他开始记矿石刚上肩时,脚底猛地一沉的那股“坠”劲。
然后他一拳从上往下砸――不是撑锤,是劈拳。
矿石在他拳下碎成齑粉,裂缝从拳落处一直蔓延到地面。
五十岁的老矿工看着自己的拳头,眼眶红了。
“三十年了……我扛了三十年,只知道腰疼。
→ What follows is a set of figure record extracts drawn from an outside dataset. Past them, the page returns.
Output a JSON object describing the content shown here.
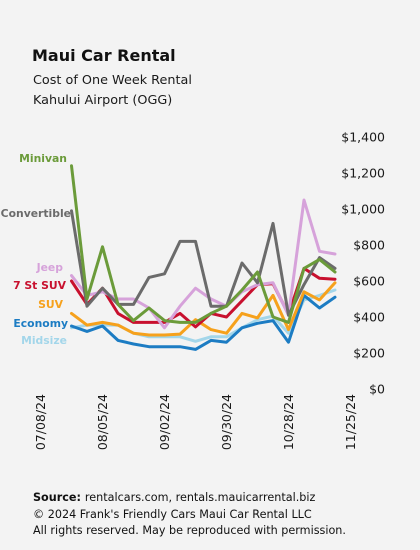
{
  "chart_data": {
    "type": "line",
    "title": "Maui Car Rental",
    "subtitle": [
      "Cost of One Week Rental",
      "Kahului Airport (OGG)"
    ],
    "x_axis": "date",
    "x": [
      "07/22/24",
      "07/29/24",
      "08/05/24",
      "08/12/24",
      "08/19/24",
      "08/26/24",
      "09/02/24",
      "09/09/24",
      "09/16/24",
      "09/23/24",
      "09/30/24",
      "10/07/24",
      "10/14/24",
      "10/21/24",
      "10/28/24",
      "11/04/24",
      "11/11/24",
      "11/18/24"
    ],
    "xlim": [
      "07/08/24",
      "11/25/24"
    ],
    "x_ticks": [
      "07/08/24",
      "08/05/24",
      "09/02/24",
      "09/30/24",
      "10/28/24",
      "11/25/24"
    ],
    "ylim": [
      0,
      1400
    ],
    "y_ticks": [
      {
        "value": 0,
        "label": "$0"
      },
      {
        "value": 200,
        "label": "$200"
      },
      {
        "value": 400,
        "label": "$400"
      },
      {
        "value": 600,
        "label": "$600"
      },
      {
        "value": 800,
        "label": "$800"
      },
      {
        "value": 1000,
        "label": "$1,000"
      },
      {
        "value": 1200,
        "label": "$1,200"
      },
      {
        "value": 1400,
        "label": "$1,400"
      }
    ],
    "y_axis": "right",
    "grid": false,
    "legend_placement": "left",
    "series": [
      {
        "name": "Minivan",
        "color": "#6b9b3a",
        "values": [
          1240,
          500,
          790,
          470,
          380,
          450,
          380,
          370,
          370,
          420,
          460,
          550,
          650,
          400,
          370,
          670,
          720,
          650
        ]
      },
      {
        "name": "Convertible",
        "color": "#6b6b6b",
        "values": [
          990,
          460,
          560,
          470,
          470,
          620,
          640,
          820,
          820,
          460,
          460,
          700,
          590,
          920,
          410,
          580,
          730,
          670
        ]
      },
      {
        "name": "Jeep",
        "color": "#d6a2da",
        "values": [
          630,
          520,
          540,
          500,
          500,
          450,
          340,
          460,
          560,
          500,
          460,
          540,
          580,
          590,
          410,
          1050,
          765,
          750
        ]
      },
      {
        "name": "7 St SUV",
        "color": "#c8102e",
        "values": [
          600,
          470,
          560,
          420,
          370,
          370,
          370,
          420,
          345,
          420,
          400,
          490,
          580,
          585,
          415,
          670,
          615,
          610
        ]
      },
      {
        "name": "SUV",
        "color": "#f6a11c",
        "values": [
          420,
          355,
          370,
          355,
          310,
          300,
          300,
          305,
          385,
          330,
          310,
          420,
          395,
          520,
          330,
          540,
          495,
          590
        ]
      },
      {
        "name": "Economy",
        "color": "#1c7cc3",
        "values": [
          350,
          320,
          350,
          270,
          250,
          235,
          235,
          235,
          220,
          270,
          260,
          340,
          365,
          380,
          260,
          520,
          450,
          510
        ]
      },
      {
        "name": "Midsize",
        "color": "#a3d6ea",
        "values": [
          340,
          355,
          355,
          355,
          310,
          290,
          290,
          290,
          265,
          290,
          290,
          340,
          385,
          405,
          310,
          495,
          520,
          550
        ]
      }
    ]
  },
  "footer": {
    "source_label": "Source:",
    "source": "rentalcars.com, rentals.mauicarrental.biz",
    "copyright": "© 2024 Frank's Friendly Cars Maui Car Rental LLC",
    "rights": "All rights reserved. May be reproduced with permission."
  }
}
”
从没想过,扛起来的那一下,也能是拳。
王铁柱在矿道里扎钢筋。
他不再只记铁丝勒进肉里的“勒”劲。
他开始记手指捏住铁丝、用力一拧的那股“拧”劲。
然后他五指一握一拧――拳头在空中拧转,发出钢筋被拧断的闷响。
七十二路缠丝手的雏形,不是苏意教的,是他自己从扎钢筋里悟出来的。
“我爹教我的。”
王铁柱低头看着自己的手。
扎钢筋,拧铁丝,要一拧到底,不能松。
松了,矿道会塌。
他抬起头,眼眶通红。
“我爹没教会我打拳。”
但他教会了我――拧到底。
李四海在狭窄矿道里爬。
他不再只记身体被石头夹住的“憋”劲。
他开始记每次爬到拐角时,侧身、收腹、转肩,把自己从石缝里“挤”过去的那股劲。
然后他的身体突然变得像泥鳅一样滑――不是迷踪步,是他自己的“钻缝步”。
侧身、滑步、转腰,整个人从一个不可思议的角度钻过了两块灵煤矿石之间的缝隙。
“我在矿道里爬了三年,每天钻几千个这样的缝。”
他看着自己磨出厚茧的膝盖和手肘。
我以为这只是活命。
原来――这也是功夫。
韩铁手在旁边看着,独臂微微发抖。
他练了五十年的剑。
从凡间剑术练到仙家剑诀,从右手练到左手,从双臂练到独臂。
他以为武道就是招式、劲力、境界。
今天他看见一群矿工,不练招式,只记自己受过的苦,然后一拳一拳打出来。
招式丑陋,拳架歪斜,但每一拳都有东西――有自己的命在里面。
“小子。”
他叫住苏意,声音难得正经。
“你知道你在做什么吗?”
苏意看着他。
“你在开宗立派。”
苏意摇头:“我没教他们招式。”
“你教了他们比招式更重要的东西。”
韩铁手沉声道。
仙家宗门教的是‘放下’――放下执念,放下尘缘,放下七情六欲,然后才能吸纳灵气。
你教的是‘记住’。
记住受过的苦,记住咽下去的气,记住压弯腰但没断的脊梁。
他顿了一下。
“这是任何仙门都不会教的。”
因为他们不敢。
一个人记住自己受过的苦,就不会再跪着活了。
第三天黄昏。
矿区广场上,一百三十七个矿工列队而立。
拳头上的血痂还没掉。
但他们的脊背,全都挺直了。
刘叔的腰,直了。
王铁柱的肩膀,打开了。
李四海的膝盖,稳了。
一百三十七个人,没有一个退缩。
不是不怕――是怕了三十年,不想再怕了。
苏意站在他们前面。
天际,出现了密密麻麻的剑光。
像蝗虫过境。
青色的、血色的、灰色的,三百多道剑光铺天盖地,把黄昏的天空割成碎片。
三百人。
凝元境十人,聚气境百人,外门弟子两百人。